Maximize and minimize $Z = 3x - 4y$ subject to the constraints $x - 2y \leq 0$,$-3x + y \leq 4$,$x - y \leq 6$,and $x, y \geq 0$.

(A) We have to maximize and minimize $Z = 3x - 4y$ subject to the constraints:
$x - 2y \leq 0$
$-3x + y \leq 4$
$x - y \leq 6$
$x, y \geq 0$
These inequalities define a feasible region as shown in the figure. The feasible region is unbounded with corner points $O(0, 0)$,$A(12, 6)$,and $B(0, 4)$.

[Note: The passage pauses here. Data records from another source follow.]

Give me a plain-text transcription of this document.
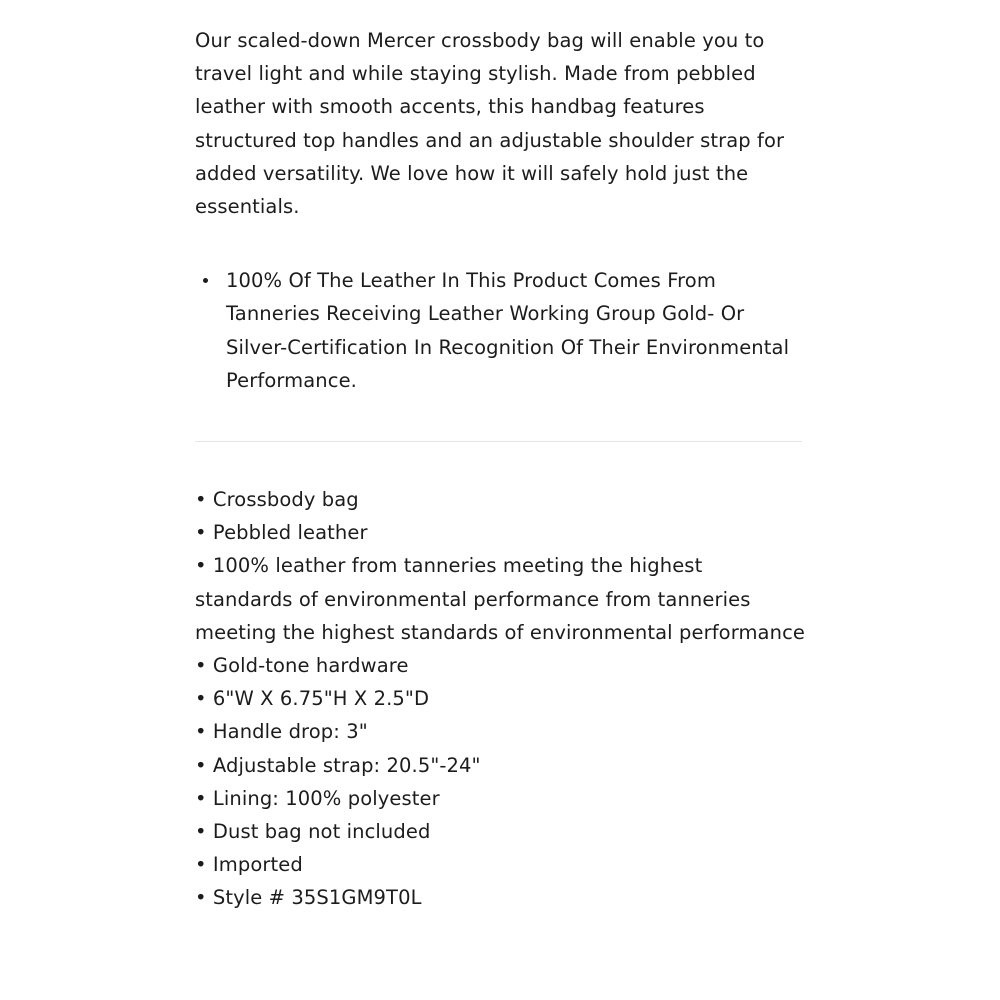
Our scaled-down Mercer crossbody bag will enable you to travel light and while staying stylish. Made from pebbled leather with smooth accents, this handbag features structured top handles and an adjustable shoulder strap for added versatility. We love how it will safely hold just the essentials.

100% Of The Leather In This Product Comes From Tanneries Receiving Leather Working Group Gold- Or Silver-Certification In Recognition Of Their Environmental Performance.
• Crossbody bag
• Pebbled leather
• 100% leather from tanneries meeting the highest standards of environmental performance from tanneries meeting the highest standards of environmental performance
• Gold-tone hardware
• 6"W X 6.75"H X 2.5"D
• Handle drop: 3"
• Adjustable strap: 20.5"-24"
• Lining: 100% polyester
• Dust bag not included
• Imported
• Style # 35S1GM9T0L
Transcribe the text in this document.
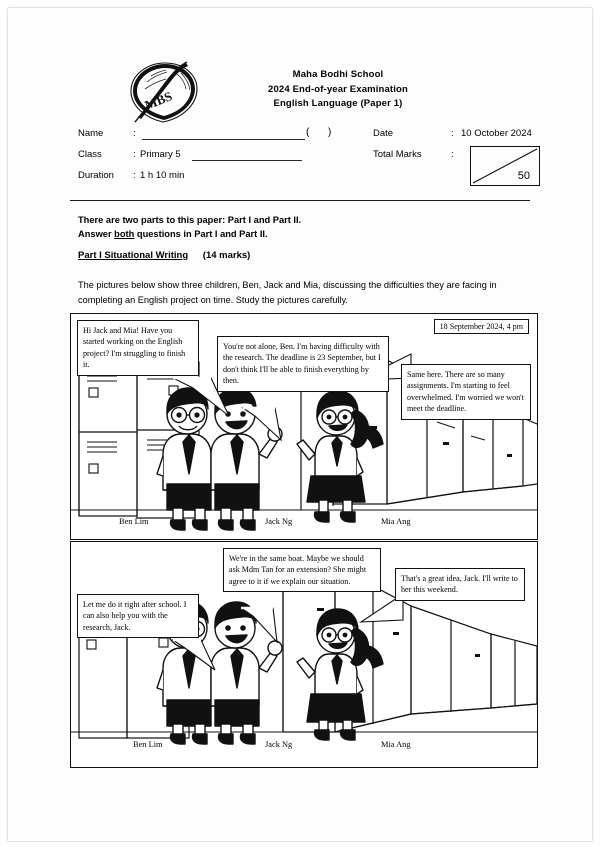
MBS
Maha Bodhi School
2024 End-of-year Examination
English Language (Paper 1)
Name	:	( )
Class	: Primary 5
Duration	: 1 h 10 min
Date	: 10 October 2024
Total Marks	:
50
There are two parts to this paper: Part I and Part II.
Answer both questions in Part I and Part II.
Part I Situational Writing (14 marks)
The pictures below show three children, Ben, Jack and Mia, discussing the difficulties they are facing in completing an English project on time. Study the pictures carefully.
18 September 2024, 4 pm
Hi Jack and Mia! Have you started working on the English project? I'm struggling to finish it.
You're not alone, Ben. I'm having difficulty with the research. The deadline is 23 September, but I don't think I'll be able to finish everything by then.
Same here. There are so many assignments. I'm starting to feel overwhelmed. I'm worried we won't meet the deadline.
Ben Lim	Jack Ng	Mia Ang
We're in the same boat. Maybe we should ask Mdm Tan for an extension? She might agree to it if we explain our situation.	That's a great idea, Jack. I'll write to her this weekend.
Let me do it right after school. I can also help you with the research, Jack.
Ben Lim	Jack Ng	Mia Ang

Corner points	Value of $Z = 3x - 4y$
$O(0, 0)$	$0$
$A(12, 6)$	$3(12) - 4(6) = 36 - 24 = 12$
$B(0, 4)$	$3(0) - 4(4) = -16$

Since the feasible region is unbounded,we must check if the minimum and maximum values exist.
$1$. For the minimum value: We check the inequality $3x - 4y < -16$. The open half-plane defined by $3x - 4y < -16$ has common points with the feasible region. Therefore,$Z$ has no minimum value.
$2$. For the maximum value: We check the inequality $3x - 4y > 12$. The open half-plane defined by $3x - 4y > 12$ has no common points with the feasible region. Therefore,the maximum value of $Z$ is $12$ at point $A(12, 6)$.